A new study published in the Journal of Consumer Affairs reveals that younger adults—particularly those under age 34—are more likely to commit insurance fraud, sometimes unknowingly. Using survey data from 1,491 U.S. adults, researchers Brenda J. Cude and Hanchun Zhang found that younger respondents were significantly more likely to engage in behaviors like padding claims or misrepresenting information to insurers. About 39% of Millennials admitted to using deceptive tactics to lower auto premiums, compared to just 3% of Baby Boomers.
The research suggests that age is a key predictor of fraud tolerance, with younger adults more influenced by peer acceptance and less swayed by the legal consequences of fraud. Surprisingly, even those with relatively favorable views of insurance companies were more likely to commit fraud—raising questions about how consumers understand ethical and legal boundaries.
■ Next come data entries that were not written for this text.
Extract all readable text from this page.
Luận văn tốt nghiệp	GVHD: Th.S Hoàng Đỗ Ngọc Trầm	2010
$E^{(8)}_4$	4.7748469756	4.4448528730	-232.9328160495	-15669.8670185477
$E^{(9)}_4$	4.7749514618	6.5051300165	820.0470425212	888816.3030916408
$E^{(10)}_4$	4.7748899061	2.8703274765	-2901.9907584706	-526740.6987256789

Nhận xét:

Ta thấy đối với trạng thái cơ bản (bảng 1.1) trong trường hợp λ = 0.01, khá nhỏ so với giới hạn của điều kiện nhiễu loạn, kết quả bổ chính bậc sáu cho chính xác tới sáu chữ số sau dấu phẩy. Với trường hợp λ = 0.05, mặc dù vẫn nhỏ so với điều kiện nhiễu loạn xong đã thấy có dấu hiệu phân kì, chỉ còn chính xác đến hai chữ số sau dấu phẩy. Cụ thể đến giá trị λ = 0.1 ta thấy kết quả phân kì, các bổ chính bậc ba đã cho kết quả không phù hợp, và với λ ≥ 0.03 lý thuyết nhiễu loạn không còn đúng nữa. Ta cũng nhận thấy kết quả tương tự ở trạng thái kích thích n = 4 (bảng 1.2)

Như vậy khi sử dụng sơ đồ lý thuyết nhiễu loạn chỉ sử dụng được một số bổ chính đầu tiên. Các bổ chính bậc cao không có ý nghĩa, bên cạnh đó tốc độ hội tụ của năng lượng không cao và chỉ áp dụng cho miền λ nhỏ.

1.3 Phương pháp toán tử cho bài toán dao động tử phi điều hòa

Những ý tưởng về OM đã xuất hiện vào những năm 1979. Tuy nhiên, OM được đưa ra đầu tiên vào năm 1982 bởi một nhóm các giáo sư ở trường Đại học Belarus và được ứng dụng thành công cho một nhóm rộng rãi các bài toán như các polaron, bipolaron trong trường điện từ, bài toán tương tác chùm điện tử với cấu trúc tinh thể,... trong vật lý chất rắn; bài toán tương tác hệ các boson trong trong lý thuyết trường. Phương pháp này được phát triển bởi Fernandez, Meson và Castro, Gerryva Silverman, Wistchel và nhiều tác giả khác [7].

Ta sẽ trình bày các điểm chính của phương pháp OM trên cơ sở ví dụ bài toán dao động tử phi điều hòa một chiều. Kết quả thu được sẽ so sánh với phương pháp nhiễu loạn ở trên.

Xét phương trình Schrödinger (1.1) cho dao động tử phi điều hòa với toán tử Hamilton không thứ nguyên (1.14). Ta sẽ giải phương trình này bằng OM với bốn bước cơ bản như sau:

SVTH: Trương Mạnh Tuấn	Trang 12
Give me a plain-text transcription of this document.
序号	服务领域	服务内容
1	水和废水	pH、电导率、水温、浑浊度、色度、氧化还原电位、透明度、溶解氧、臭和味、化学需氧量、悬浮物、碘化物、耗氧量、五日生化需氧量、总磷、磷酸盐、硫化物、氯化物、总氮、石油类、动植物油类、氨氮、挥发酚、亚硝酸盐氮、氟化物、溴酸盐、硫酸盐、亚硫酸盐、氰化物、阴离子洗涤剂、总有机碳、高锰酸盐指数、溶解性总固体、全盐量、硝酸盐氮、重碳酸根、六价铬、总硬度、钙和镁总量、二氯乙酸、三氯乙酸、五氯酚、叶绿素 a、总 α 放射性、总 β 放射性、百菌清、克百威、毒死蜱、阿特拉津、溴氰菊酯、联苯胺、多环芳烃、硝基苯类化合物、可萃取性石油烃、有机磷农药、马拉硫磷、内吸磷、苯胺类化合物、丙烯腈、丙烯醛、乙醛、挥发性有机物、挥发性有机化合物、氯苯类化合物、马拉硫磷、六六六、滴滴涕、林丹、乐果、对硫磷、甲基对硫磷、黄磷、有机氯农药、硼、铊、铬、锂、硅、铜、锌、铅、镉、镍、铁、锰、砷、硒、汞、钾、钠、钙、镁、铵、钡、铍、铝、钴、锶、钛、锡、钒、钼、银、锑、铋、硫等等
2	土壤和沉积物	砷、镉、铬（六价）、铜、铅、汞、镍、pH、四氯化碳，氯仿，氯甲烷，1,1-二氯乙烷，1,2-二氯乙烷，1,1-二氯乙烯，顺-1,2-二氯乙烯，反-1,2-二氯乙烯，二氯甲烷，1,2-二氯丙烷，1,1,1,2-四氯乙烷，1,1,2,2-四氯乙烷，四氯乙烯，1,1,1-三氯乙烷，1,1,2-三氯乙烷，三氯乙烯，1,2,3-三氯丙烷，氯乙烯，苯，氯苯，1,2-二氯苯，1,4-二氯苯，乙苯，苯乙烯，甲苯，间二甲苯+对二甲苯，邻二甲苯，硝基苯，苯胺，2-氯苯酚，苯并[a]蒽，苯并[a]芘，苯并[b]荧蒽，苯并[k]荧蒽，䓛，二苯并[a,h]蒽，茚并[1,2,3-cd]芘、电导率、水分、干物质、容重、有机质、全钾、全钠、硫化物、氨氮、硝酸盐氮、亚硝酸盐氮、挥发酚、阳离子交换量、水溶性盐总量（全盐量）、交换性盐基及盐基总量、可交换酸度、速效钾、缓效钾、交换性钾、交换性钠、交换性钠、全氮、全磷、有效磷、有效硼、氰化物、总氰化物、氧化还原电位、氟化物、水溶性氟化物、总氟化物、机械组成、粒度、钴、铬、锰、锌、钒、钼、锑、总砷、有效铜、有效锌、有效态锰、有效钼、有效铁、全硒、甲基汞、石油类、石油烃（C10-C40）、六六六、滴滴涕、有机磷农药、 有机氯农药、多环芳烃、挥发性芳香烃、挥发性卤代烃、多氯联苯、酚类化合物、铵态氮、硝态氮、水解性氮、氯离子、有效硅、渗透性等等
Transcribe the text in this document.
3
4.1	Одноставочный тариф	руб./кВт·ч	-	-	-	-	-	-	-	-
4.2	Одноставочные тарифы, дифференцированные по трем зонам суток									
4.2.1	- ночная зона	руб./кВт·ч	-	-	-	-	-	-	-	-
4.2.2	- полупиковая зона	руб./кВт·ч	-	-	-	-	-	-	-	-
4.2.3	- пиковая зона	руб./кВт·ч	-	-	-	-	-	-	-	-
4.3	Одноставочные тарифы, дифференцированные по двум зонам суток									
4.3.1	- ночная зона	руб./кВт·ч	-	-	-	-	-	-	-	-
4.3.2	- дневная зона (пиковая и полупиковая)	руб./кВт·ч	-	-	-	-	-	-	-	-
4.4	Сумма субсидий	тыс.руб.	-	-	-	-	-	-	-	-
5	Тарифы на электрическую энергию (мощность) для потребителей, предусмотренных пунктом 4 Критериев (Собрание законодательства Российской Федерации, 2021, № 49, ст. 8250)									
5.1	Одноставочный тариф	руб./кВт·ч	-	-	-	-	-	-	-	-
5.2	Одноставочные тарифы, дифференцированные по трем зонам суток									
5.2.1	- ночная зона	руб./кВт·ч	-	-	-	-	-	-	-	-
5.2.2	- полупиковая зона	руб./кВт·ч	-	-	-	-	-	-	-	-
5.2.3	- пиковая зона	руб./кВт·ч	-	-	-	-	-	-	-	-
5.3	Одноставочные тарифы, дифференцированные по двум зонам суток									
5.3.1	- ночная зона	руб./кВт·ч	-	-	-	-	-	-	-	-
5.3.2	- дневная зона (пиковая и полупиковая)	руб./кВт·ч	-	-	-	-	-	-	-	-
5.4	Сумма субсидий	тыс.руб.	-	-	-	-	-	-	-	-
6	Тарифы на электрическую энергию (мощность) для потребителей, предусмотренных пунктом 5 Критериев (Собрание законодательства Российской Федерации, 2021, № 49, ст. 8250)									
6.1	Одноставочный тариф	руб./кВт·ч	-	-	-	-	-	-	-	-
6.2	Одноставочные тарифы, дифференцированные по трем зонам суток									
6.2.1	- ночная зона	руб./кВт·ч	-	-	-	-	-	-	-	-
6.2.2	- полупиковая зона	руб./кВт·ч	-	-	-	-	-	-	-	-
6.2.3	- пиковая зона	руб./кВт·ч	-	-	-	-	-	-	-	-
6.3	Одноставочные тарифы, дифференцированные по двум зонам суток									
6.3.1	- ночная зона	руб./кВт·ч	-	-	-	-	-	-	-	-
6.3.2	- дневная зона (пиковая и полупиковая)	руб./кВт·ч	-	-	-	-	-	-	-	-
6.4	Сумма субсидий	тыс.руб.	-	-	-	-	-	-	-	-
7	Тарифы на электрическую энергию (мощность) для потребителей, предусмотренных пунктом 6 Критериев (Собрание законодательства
Another major finding: many people, especially younger respondents, may not recognize certain actions—like listing a different garaging address—as fraud. This ‘gray area’ of fraud tolerance often stems from poor insurance literacy and a perceived disconnect from insurers, which are often viewed impersonally as faceless corporations.
To combat this trend, the authors call for targeted consumer education that clarifies what constitutes insurance fraud, its long-term effects on premiums, and the role of ethics in claim practices. They suggest that better understanding, not just more rules, may reduce fraud among younger policyholders.